Therapist sensed that Resident was agitated. Therapist feels that the client is fearful of something and is nervous coming to the office. The therapist notes that the patient may not have had a good sleep the previous night. Taking a lead, the therapist tries to press a little further and decides to ask for the reason for feeling unwell. The therapist realizes that the client is trying to avoid any kind of thoughts, feelings and dialogue associated with her previous trauma. The client also displays cognitive problems in the feeling of helplessness apparent in her response.

The therapist decides to facilitate the client so that she can grieve over the abuse she has faced (CBT) and by venting her anger and pain appropriately. While asking this question, the therapist is prepared for an emotional or violent outburst due to distrust and even hostility. The therapist realizes that this could be the “trigger” to allow the client to vent the feelings of anger and pain. The therapist takes this opportunity to establish confidence and rapport with the client and reassures that the environment is safe and supportive for the client to disclose anything which may be disturbing her.

Taking the positive cue as a go ahead, the therapist proceeds to ask the critical question.

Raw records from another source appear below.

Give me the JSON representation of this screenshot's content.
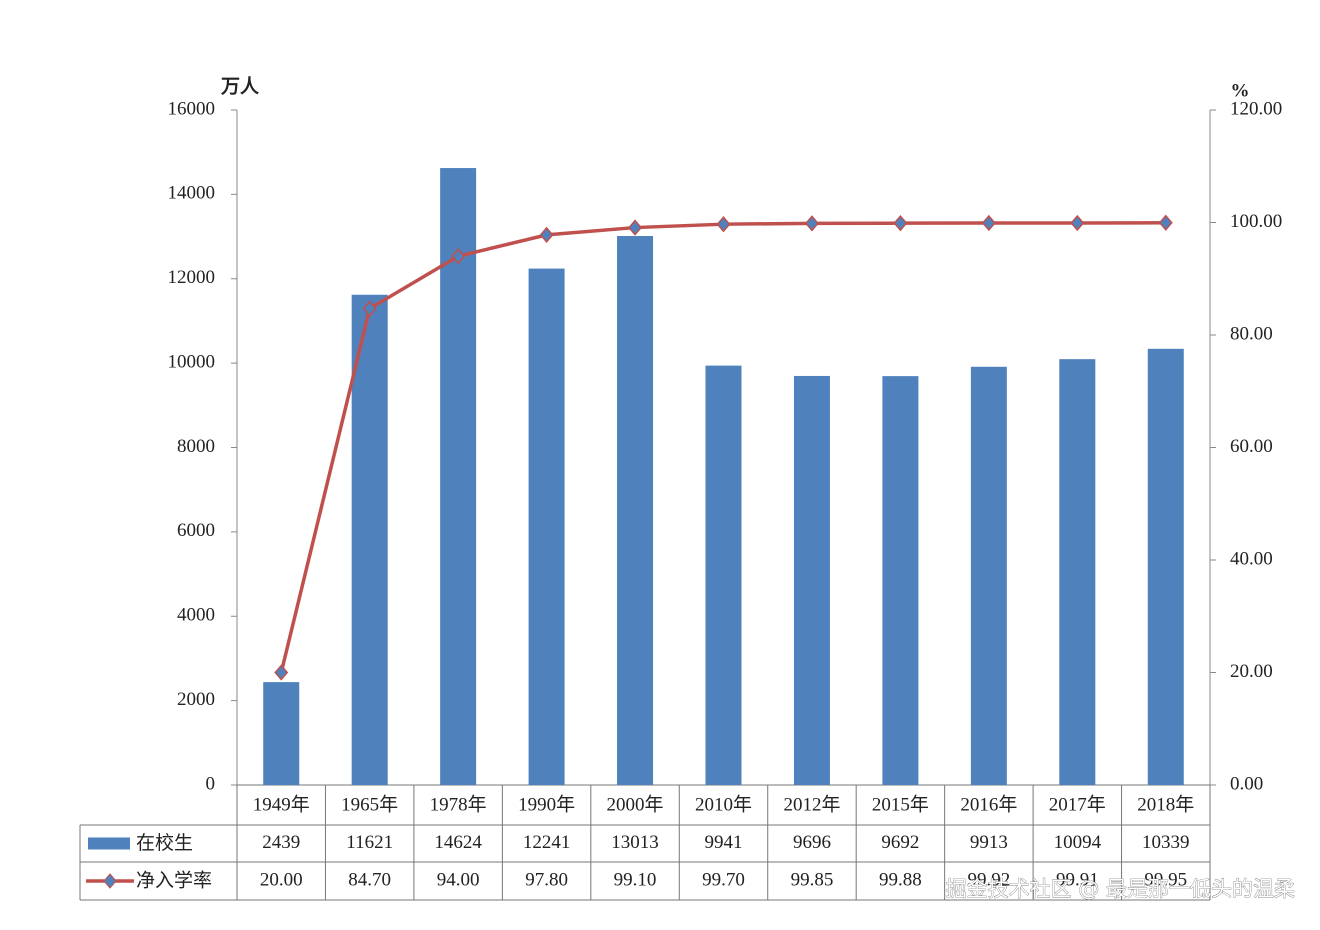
{
  "chart_data": {
    "type": "bar",
    "y_unit": "万人",
    "y2_unit": "%",
    "categories": [
      "1949年",
      "1965年",
      "1978年",
      "1990年",
      "2000年",
      "2010年",
      "2012年",
      "2015年",
      "2016年",
      "2017年",
      "2018年"
    ],
    "series": [
      {
        "name": "在校生",
        "type": "bar",
        "color": "#4f81bd",
        "values": [
          2439,
          11621,
          14624,
          12241,
          13013,
          9941,
          9696,
          9692,
          9913,
          10094,
          10339
        ]
      },
      {
        "name": "净入学率",
        "type": "line",
        "axis": "y2",
        "color": "#c0504d",
        "marker_color": "#4f81bd",
        "values": [
          20,
          84.7,
          94,
          97.8,
          99.1,
          99.7,
          99.85,
          99.88,
          99.92,
          99.91,
          99.95
        ],
        "value_labels": [
          "20.00",
          "84.70",
          "94.00",
          "97.80",
          "99.10",
          "99.70",
          "99.85",
          "99.88",
          "99.92",
          "99.91",
          "99.95"
        ]
      }
    ],
    "ylim": [
      0,
      16000
    ],
    "yticks": [
      0,
      2000,
      4000,
      6000,
      8000,
      10000,
      12000,
      14000,
      16000
    ],
    "y2lim": [
      0,
      120
    ],
    "y2ticks": [
      {
        "value": 0,
        "label": "0.00"
      },
      {
        "value": 20,
        "label": "20.00"
      },
      {
        "value": 40,
        "label": "40.00"
      },
      {
        "value": 60,
        "label": "60.00"
      },
      {
        "value": 80,
        "label": "80.00"
      },
      {
        "value": 100,
        "label": "100.00"
      },
      {
        "value": 120,
        "label": "120.00"
      }
    ]
  },
  "watermark": "掘金技术社区 @ 最是那一低头的温柔"
}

The severe physical and emotional effects such as the apparent guilt in the client are classic symptoms of PTSD. The therapist must initiate a step to rid the client of this guilt, in accordance with the cognitive behavioral therapy. The therapist has attempted this question to reduce the guilt in the client and slowly but steadily empower her that her emotional and physical state is due to the violence and abuse she faced in her marital life.

the therapist is using the “exposure therapy” to reduce the symptoms of PTSD in the client, by exposing the client to images or memories which can repeatedly expose the client to the traumatic events of abuse in her life. The therapist initiates this suggestion so that he can challenge the distorted cognitions of guilt and anger in the client, which will be somewhat reduced by reading the narratives aloud during sessions of treatment.